Corsair Hydro H100i GTX Extreme

High Performance 240mm Closed Loop CPU Liquid Cooling Solution

Corsair Hydro H100i GTX Extreme Liquid CPU Cooler
Corsair

The Bottom Line

Jan 22 2016 - Corsair's Hydro H100i GTX Extreme may be a large all-in-one liquid cooling system but it offers great performance for those looking to push their desktop computer processor to its limits or want a system with very low noise. The system is easy to install and manage as long as your case has sufficient space. Performance is great and noise levels for the most part is quite good.

Just be warned that the performance does carry a price tag compared to other cooling solutions.

Pros

  • Excellent Cooling Performance
  • Very Low Noise Operation Under Standard Conditions
  • Large Size May Prevent it from Being Used in Smaller Cases

Cons

  • Expensive Compared To High End Air Coolers
  • Can Get Noisy At Times
  • Large Size Restricts Use in Smaller Desktops

Description

  • Closed Loop Liquid Cooler with 240mm Radiator
  • Compatible with LGA 1150/1155/1156/1366/2011/2011-3 and AMD FM1/FM2/AM2/AM3 Socket Processors
  • Includes Two Corsair SP120L 120mm PWM Cooling Fans
  • Integrated Cooling Plate and Pump With Adjustable LED Lighting
  • Thermal Compound Pre-Applied
  • Corsair Link and USB Header For Adjusting Performance
  • 37.7 dBA Fan Noise Levels
  • 276mm x 125mm x 30mm/55mm Dimensions (Without/With Fans)

Review - Corsair Hydro H100i GTX Extreme Liquid CPU Cooler

Liquid Cooling for desktop processors has come a long way since the early days of having to install all the piping and components yourself.

Closed loop liquid coolers are an all-in-one solution that allow consumers to simply drop it into their PC without having to worry about the tubing or filling of the system. Corsair's Hydro series has been a popular solution and their latest Hydro H100i GTX Extreme offers high performance for those looking at either overclocking or trying to build a near silent computer system.

The system consists of an integrated cooling plate and pump attached to a large 240mm radiator. While the radiator is quite large and will have issues fitting in smaller cases that do not have a dual 120mm case face setup, it offers a greater surface area for improved cooling of the system by more efficiently moving the heat away from the processor. The tubing between the radiator and the pump is sleeved making it quite sturdy but it can be stiff making it hard to route the cables in some cases. For instance, the radiator barely fit into the Corsair Obsidian 250D case I used for testing.

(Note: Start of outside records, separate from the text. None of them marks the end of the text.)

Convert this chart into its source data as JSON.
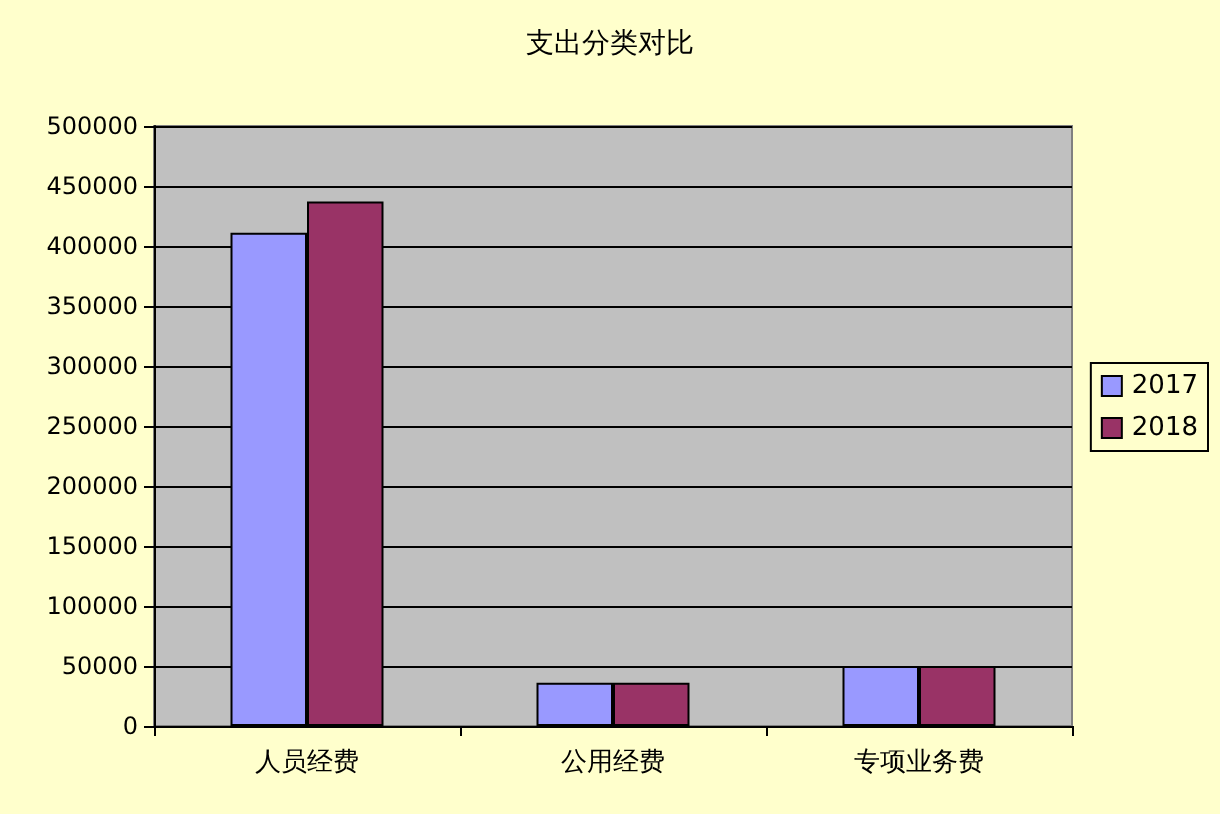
{
  "chart_data": {
    "type": "bar",
    "title": "支出分类对比",
    "categories": [
      "人员经费",
      "公用经费",
      "专项业务费"
    ],
    "series": [
      {
        "name": "2017",
        "color": "#9999ff",
        "values": [
          411000,
          36000,
          50000
        ]
      },
      {
        "name": "2018",
        "color": "#993366",
        "values": [
          437000,
          36000,
          50000
        ]
      }
    ],
    "ylim": [
      0,
      500000
    ],
    "yticks": [
      0,
      50000,
      100000,
      150000,
      200000,
      250000,
      300000,
      350000,
      400000,
      450000,
      500000
    ],
    "grid": "y",
    "legend": "right"
  }
}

For testing of the Hydro H100i GTX, I used an Intel Core i5-6500K processor at standard clock speeds in the previously mentioned Obsidian 250D case. The Corsair Link software was set for a balanced profile which is the default and one that most people will use. This will try to limit the fan speeds and noise but also try to keep the processor temperatures at lower levels. The processor was then run in a full stability test for one hour using the AIDA 64 Extreme software while recording the temperatures. Processor temperatures started at 26 degrees Celsius and stabilized at roughly 43 degrees under the load.

Fan speeds ran at 700rpms initially and maxed out at just under 1200rpm which is have their maximum speed. Overall, performance was great and noise levels were very reasonable with GPU fan noise being louder than the radiator fans.

Outside of the testing, I did notice one major annoyance with the Hydro H100i GTX system. When the system went into sleep mode for extended periods, when the system was woken up, the pump would tend to make excessive noise while it spun up and started the circulation of the fluid again. This tended to last for a minute or two and then it returned to its near silent operation.

This makes it a little less than ideal for those looking at truly silent operation but it could have been a quirk with my unit as well. It does not appear to have gotten worse over the two months of test but it has not improved either.

List prices of roughly $130 make it fairly expensive. So is a liquid system such as the Corsair Hydro H100i GTX better than using a high performance tower air cooler that can cost roughly half as much? For overclockers, the liquid cooling system will be more efficient keeping the temperatures down and doing a better job at pulling it away from other components in the system. The problem is that many high performance air coolers can do just as well for lower cost. They may not be as silent and can have even greater issues in terms of compatibility with smaller cases but they still work very well.